A Swiss asset manager that allegedly made millions through market manipulation schemes has been charged in the U.S.
Blacklight SA and its founders engaged in several pump-and-dump schemes involving U.S. micro-cap stocks over the course of six years, among other market manipulation tactics, the Securities and Exchange Commission and the Department of Justice alleged in parallel charges announced Thursday evening. Blacklight’s founder and principal owner, Kenneth Ciapala, was arrested in the United Kingdom, and the U.S. government is seeking his extradition, according to the Justice Department’s announcement.
Blacklight, which is based in Geneva, Switzerland, purported to be an asset management firm but instead manipulated over-the-counter stocks to artificially raise prices before selling them, according to the complaint and indictment. Blacklight also allegedly facilitated the sale of unregistered securities, according to the documents.
“As we allege in the complaints, the defendants evaded the securities registration requirements and engaged in other manipulative conduct, including by disguising the true sellers of securities, to defraud investors and generate illicit profits for themselves,” said Marc Berger, director of the SEC’s New York regional office, in a statement.
The SEC is charging Ciapala, Blacklight, and Blacklight co-founder Anthony Killarney with allegedly violating the antifraud and registration provisions of the federal securities laws and with acting as unregistered broker-dealers. The SEC is seeking permanent injunctions, a payout of the “allegedly ill-gotten gains plus interest,” penalties, and to bar the two from trading penny stocks, its announcement said.
The SEC also charged Steve Bajic and Rajesh Taneja, both of whom ran a series of foreign companies, with allegedly assisting Ciapala with the pump-and-dump schemes. The SEC’s complaint also alleges that Christopher McKnight and Aaron Wise fraudulently transferred and hid the sources of funds that were used to artificially increase share prices as a part of the schemes.
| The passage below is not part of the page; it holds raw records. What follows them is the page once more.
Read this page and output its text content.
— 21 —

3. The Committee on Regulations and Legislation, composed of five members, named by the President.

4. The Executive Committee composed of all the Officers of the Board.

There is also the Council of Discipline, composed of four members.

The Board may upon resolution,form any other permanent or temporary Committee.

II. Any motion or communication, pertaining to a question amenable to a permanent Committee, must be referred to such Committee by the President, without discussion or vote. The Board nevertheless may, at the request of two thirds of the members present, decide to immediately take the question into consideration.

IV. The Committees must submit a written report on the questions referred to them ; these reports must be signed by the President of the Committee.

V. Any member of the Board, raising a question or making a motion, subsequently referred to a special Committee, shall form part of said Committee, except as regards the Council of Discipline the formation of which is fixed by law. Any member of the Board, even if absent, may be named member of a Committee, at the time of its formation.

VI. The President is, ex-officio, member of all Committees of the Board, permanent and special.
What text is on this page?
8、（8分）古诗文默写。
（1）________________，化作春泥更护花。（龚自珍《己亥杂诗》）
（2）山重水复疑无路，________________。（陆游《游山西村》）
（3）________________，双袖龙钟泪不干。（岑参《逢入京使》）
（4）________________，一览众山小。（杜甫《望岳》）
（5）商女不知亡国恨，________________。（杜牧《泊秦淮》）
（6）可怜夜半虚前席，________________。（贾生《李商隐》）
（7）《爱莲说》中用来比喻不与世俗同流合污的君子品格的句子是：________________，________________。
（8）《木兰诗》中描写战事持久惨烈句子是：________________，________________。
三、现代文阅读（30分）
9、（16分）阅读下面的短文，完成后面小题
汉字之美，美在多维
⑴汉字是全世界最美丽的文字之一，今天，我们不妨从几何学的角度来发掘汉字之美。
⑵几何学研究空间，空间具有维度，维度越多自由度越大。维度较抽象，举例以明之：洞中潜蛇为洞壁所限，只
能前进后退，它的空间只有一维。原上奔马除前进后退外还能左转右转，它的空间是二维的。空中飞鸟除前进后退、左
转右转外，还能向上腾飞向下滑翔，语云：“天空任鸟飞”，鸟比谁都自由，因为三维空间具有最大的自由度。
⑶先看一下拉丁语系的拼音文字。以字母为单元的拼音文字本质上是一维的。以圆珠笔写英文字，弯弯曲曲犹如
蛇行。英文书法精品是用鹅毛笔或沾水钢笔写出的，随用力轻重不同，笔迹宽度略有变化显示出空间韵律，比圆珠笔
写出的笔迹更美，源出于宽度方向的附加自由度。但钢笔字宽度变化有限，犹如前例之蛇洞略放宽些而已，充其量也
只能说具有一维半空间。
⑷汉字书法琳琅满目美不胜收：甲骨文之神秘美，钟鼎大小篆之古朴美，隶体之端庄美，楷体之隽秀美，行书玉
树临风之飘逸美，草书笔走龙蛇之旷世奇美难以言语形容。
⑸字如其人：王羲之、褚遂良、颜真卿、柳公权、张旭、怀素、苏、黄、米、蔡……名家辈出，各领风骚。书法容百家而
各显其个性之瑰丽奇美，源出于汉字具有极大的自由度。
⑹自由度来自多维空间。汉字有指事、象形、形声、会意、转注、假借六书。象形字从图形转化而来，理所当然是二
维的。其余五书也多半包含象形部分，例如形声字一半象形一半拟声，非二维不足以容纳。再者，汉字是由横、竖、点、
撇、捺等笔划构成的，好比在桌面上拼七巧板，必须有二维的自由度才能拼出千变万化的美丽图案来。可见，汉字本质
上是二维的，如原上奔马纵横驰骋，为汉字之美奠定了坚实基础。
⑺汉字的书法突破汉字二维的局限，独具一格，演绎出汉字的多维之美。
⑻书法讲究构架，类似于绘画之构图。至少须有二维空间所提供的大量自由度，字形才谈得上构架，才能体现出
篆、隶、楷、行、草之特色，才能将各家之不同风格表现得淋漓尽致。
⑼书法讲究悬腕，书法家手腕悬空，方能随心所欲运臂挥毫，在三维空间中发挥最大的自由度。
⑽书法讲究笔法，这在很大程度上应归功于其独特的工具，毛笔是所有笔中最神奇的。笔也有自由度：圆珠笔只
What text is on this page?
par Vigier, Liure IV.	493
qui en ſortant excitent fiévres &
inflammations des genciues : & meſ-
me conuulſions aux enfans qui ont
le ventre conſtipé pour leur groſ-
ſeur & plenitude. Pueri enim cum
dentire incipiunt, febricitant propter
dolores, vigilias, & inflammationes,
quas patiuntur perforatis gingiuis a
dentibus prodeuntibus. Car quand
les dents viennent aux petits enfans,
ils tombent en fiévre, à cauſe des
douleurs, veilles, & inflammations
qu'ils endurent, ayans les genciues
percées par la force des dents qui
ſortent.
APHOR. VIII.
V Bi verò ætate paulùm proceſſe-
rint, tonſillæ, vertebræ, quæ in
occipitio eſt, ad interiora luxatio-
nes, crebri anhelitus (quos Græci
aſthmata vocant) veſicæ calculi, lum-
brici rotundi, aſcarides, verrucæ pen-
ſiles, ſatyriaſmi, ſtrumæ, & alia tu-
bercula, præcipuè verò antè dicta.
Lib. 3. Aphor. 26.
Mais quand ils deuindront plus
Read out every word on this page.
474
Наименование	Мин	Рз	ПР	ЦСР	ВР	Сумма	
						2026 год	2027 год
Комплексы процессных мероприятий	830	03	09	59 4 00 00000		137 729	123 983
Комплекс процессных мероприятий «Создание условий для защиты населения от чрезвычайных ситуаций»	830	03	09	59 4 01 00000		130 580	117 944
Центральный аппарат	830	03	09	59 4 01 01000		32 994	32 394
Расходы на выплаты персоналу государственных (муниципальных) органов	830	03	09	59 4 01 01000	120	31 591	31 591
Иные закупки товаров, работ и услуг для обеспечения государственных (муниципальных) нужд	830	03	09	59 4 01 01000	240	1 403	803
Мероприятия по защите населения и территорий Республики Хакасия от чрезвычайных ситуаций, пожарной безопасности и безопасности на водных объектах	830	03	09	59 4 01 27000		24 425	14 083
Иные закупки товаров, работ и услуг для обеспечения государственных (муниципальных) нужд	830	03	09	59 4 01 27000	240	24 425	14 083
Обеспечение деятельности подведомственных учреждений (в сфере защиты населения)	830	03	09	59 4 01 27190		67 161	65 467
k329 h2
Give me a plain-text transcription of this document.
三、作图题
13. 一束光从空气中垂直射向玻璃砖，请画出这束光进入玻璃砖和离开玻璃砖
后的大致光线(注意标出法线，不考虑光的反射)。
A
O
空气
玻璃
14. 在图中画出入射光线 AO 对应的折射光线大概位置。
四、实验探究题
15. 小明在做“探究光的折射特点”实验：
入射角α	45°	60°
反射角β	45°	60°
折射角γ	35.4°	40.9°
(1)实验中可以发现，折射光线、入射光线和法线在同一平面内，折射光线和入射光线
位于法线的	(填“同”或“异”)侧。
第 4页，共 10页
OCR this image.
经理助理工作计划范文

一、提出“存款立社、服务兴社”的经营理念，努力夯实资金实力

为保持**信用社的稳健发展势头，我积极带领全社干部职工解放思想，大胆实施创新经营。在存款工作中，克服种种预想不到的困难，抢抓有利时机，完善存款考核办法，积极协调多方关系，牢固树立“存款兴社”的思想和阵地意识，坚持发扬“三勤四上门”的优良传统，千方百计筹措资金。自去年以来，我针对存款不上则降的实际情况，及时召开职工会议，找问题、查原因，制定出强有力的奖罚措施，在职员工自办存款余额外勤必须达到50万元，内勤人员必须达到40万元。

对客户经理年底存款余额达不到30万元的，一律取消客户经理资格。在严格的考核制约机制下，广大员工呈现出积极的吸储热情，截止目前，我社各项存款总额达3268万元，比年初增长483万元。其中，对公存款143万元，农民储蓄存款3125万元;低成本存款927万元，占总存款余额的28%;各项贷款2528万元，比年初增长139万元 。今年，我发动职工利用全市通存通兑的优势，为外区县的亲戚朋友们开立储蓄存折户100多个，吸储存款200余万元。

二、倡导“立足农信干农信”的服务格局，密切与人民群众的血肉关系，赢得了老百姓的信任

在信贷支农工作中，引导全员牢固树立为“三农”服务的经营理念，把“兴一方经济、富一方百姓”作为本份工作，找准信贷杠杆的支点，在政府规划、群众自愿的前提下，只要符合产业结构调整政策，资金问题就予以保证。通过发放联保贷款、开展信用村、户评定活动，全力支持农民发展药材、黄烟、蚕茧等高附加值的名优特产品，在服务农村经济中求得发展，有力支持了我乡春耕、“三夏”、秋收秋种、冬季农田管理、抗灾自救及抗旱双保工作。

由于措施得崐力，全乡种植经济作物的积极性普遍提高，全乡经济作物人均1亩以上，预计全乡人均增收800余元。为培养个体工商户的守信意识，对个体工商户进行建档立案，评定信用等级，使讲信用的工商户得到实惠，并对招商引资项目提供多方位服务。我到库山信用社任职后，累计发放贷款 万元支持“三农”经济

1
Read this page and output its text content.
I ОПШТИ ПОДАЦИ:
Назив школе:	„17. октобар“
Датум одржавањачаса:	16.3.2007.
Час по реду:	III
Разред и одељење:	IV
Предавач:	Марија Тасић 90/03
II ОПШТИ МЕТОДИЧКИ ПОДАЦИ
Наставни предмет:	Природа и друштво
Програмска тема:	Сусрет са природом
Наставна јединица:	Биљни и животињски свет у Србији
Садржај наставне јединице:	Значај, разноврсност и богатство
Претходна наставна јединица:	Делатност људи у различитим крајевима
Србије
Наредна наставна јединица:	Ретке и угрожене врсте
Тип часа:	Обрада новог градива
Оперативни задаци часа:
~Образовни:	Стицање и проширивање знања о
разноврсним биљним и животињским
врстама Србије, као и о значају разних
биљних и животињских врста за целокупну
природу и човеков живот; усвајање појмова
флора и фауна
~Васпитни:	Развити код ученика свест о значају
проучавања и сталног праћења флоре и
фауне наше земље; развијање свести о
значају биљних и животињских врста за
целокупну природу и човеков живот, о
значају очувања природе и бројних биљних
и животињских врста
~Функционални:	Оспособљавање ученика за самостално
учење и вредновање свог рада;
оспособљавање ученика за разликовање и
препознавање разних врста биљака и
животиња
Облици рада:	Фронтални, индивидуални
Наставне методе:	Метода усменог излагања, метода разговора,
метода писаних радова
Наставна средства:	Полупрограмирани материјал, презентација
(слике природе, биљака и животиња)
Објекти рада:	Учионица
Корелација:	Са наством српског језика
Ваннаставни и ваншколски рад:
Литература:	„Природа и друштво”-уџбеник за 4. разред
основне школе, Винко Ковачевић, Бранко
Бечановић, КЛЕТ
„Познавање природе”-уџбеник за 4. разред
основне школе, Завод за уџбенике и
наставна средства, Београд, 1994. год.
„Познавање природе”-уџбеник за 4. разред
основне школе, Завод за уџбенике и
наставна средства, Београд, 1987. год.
Meanwhile, the Justice Department is charging Ciapala and Blacklight with one count of conspiracy to commit securities fraud, three counts of securities fraud, one count of conspiracy to commit wire fraud, wire fraud, conspiracy to commit money laundering, and money laundering. The maximum prison sentence for many of those charges is 20 years, according to the Justice Department.
“As a result of the stock manipulation scheme, the scheme’s participants reaped millions of dollars in illicit profits by selling the shares they beneficially owned and controlled into the market at artificially inflated prices,” according to the Justice Department’s announcement.
Additionally, Ulrik Debo, who worked with a Cayman Islands-based financial services firm, was arrested alongside Ciapala in the United Kingdom and charged by the Justice Department for allegedly identifying the companies used in the pump and dump scheme, its announcement stated. None of the individuals charged by the SEC or Justice Department could be reached for comment.